The Trojan Horse Inside Linux
In many ways, the extended Berkeley Packet Filter (eBPF) could be a Trojan Horse to the Linux kernel, suggested Daniel Borkmann, Linux kernel engineer for Cilium, in a technical session during the recent KubeCon + CloudNativeCon EU virtual conference. Initially, BPF was accepted into the Linux kernel as a simple tool for packet filtering. But now eBPF looks to provide an entirely new model, besides syscalls, to program the kernel.

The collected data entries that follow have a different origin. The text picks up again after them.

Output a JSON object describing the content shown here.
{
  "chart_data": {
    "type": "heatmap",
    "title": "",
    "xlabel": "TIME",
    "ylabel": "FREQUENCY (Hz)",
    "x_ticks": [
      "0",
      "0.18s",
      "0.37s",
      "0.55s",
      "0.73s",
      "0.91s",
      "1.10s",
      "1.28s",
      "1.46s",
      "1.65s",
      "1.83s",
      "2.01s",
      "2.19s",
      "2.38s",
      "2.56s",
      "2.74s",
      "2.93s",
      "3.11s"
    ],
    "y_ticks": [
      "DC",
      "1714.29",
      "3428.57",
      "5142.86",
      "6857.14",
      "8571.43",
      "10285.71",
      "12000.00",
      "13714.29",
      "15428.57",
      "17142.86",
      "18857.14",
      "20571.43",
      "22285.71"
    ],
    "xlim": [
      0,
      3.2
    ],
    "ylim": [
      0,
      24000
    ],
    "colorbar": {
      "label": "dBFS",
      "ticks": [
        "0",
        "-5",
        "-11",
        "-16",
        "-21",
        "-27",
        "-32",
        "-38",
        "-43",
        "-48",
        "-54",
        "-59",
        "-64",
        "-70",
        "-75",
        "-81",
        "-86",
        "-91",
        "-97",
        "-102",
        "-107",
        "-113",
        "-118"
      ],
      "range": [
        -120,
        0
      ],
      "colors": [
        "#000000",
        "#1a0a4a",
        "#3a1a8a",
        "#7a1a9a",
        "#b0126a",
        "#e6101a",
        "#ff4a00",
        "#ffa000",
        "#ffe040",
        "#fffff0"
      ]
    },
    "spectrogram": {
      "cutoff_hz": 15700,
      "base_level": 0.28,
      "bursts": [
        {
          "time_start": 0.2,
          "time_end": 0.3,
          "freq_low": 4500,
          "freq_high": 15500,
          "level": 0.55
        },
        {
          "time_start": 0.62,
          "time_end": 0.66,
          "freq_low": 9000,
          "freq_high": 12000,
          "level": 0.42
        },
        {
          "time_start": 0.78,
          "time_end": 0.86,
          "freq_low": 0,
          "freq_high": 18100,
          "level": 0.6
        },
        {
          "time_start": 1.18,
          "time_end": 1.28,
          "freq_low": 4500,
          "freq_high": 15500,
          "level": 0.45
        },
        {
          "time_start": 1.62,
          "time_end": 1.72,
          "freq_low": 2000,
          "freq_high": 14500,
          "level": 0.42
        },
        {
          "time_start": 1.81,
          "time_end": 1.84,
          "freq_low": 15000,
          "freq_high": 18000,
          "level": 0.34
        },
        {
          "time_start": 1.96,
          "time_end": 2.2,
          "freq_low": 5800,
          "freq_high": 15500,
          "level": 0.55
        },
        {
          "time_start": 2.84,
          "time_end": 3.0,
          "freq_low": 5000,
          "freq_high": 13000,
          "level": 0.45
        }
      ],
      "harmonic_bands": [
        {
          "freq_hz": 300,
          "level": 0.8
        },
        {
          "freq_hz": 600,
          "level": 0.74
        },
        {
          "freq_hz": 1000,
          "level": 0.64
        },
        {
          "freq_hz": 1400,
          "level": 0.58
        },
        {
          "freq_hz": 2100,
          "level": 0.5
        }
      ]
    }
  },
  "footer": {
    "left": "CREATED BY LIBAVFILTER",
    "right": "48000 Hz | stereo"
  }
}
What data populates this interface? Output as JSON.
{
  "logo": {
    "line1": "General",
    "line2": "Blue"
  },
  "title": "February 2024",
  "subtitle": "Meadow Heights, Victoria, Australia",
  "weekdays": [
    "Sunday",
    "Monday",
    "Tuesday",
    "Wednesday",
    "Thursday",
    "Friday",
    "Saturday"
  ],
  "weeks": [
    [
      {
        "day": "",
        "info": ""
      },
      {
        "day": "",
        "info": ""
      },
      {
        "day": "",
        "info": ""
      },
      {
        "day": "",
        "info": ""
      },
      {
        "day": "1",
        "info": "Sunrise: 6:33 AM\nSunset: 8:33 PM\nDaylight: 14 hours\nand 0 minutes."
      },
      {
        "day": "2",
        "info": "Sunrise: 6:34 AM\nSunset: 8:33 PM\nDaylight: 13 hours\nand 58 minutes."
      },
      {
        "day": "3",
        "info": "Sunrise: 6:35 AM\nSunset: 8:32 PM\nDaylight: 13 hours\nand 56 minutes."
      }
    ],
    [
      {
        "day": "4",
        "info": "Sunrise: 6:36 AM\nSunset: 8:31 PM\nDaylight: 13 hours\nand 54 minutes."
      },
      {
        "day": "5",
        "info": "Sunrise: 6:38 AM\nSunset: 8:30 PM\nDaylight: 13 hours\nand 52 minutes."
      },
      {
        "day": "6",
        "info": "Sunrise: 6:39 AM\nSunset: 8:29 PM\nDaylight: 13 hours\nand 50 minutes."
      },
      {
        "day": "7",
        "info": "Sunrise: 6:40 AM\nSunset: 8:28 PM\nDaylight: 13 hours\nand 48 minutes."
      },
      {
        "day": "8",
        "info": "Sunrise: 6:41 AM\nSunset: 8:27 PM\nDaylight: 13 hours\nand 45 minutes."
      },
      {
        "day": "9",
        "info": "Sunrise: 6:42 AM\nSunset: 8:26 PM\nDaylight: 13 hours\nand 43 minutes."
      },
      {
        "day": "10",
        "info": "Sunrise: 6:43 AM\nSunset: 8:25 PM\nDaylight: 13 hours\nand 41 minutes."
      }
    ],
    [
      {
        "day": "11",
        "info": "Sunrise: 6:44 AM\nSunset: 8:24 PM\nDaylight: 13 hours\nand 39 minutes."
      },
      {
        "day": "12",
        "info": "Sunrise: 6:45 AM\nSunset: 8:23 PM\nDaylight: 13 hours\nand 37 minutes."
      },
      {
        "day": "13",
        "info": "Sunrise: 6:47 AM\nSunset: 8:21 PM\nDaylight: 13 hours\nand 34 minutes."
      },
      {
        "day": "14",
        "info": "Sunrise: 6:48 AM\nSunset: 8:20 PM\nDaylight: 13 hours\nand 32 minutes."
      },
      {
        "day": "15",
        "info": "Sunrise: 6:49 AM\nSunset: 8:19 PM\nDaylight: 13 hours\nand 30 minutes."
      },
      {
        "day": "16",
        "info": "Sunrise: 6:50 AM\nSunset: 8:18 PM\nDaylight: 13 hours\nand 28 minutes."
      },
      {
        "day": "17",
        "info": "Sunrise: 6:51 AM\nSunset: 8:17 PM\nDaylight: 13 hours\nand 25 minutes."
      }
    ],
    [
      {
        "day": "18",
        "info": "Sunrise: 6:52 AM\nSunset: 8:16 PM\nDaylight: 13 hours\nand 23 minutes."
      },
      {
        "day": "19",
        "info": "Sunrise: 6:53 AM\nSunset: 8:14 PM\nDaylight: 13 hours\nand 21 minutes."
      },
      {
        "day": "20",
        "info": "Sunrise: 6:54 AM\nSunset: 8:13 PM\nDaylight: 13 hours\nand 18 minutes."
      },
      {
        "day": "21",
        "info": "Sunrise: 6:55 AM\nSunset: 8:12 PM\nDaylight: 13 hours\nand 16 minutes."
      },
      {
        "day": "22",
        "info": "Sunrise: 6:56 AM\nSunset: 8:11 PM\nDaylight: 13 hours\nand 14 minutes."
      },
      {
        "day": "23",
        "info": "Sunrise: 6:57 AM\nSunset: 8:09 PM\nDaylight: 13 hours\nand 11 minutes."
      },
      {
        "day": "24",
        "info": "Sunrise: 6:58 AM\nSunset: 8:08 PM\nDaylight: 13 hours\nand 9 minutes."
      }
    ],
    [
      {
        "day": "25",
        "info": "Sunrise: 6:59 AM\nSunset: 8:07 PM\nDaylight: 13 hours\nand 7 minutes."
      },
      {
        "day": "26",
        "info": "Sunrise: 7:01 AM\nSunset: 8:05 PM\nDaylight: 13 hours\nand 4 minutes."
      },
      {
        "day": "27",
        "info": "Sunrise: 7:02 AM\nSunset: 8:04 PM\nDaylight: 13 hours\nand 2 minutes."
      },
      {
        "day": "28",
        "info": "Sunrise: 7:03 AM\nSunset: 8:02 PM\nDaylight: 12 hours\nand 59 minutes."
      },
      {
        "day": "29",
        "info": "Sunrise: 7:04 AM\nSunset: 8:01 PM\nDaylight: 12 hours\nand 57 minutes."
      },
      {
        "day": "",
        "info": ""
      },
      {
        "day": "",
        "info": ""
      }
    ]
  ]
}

When the upgrade was first offered up to the kernel keepers in 2013, it was rejected for being a big patch bomb, Borkmann recalled. Linus Torvalds himself said that he doesn’t mind “crazy” ideas as long as the contributor has a logical rationale for them. With this in mind, the eBPF designers stepped back and started incrementally, and significantly, upgrading the kernel’s existing BPF. They heavily extended the instruction set, swapped out the interpreter for a new one altogether, and added in a verifier to ensure the code is correct for the kernel. As a result, eBPF is now a full virtual machine within the kernel itself.
The potential use cases are many. Netflix is using it to run secure programs in the kernel. Cilium itself uses eBPF to offer what it claims is a fast version of KubeProxy for Kubernetes. Borkmann speculates that one day the majority of the functionality that is now in the kernel will be offloaded to eBPF functions, leaving only a very small, fast microkernel.
If this radical shift does come to pass then it would be a very effective Trojan Horse indeed. For when Linux creator Linus Torvalds had first created Linux, his design was criticized by Andrew S. Tanenbaum for its monolithic design. Torvalds had stuck by his decision. “I agree that microkernels are nicer,” he admitted, though for practical reasons — namely that the GNU kernel wasn’t ready — he created Linux as a monolith. “Linux wins heavily on points of being available now,” he wrote at the time.
So if eBPF is a Trojan Horse — it may well be a much-needed one.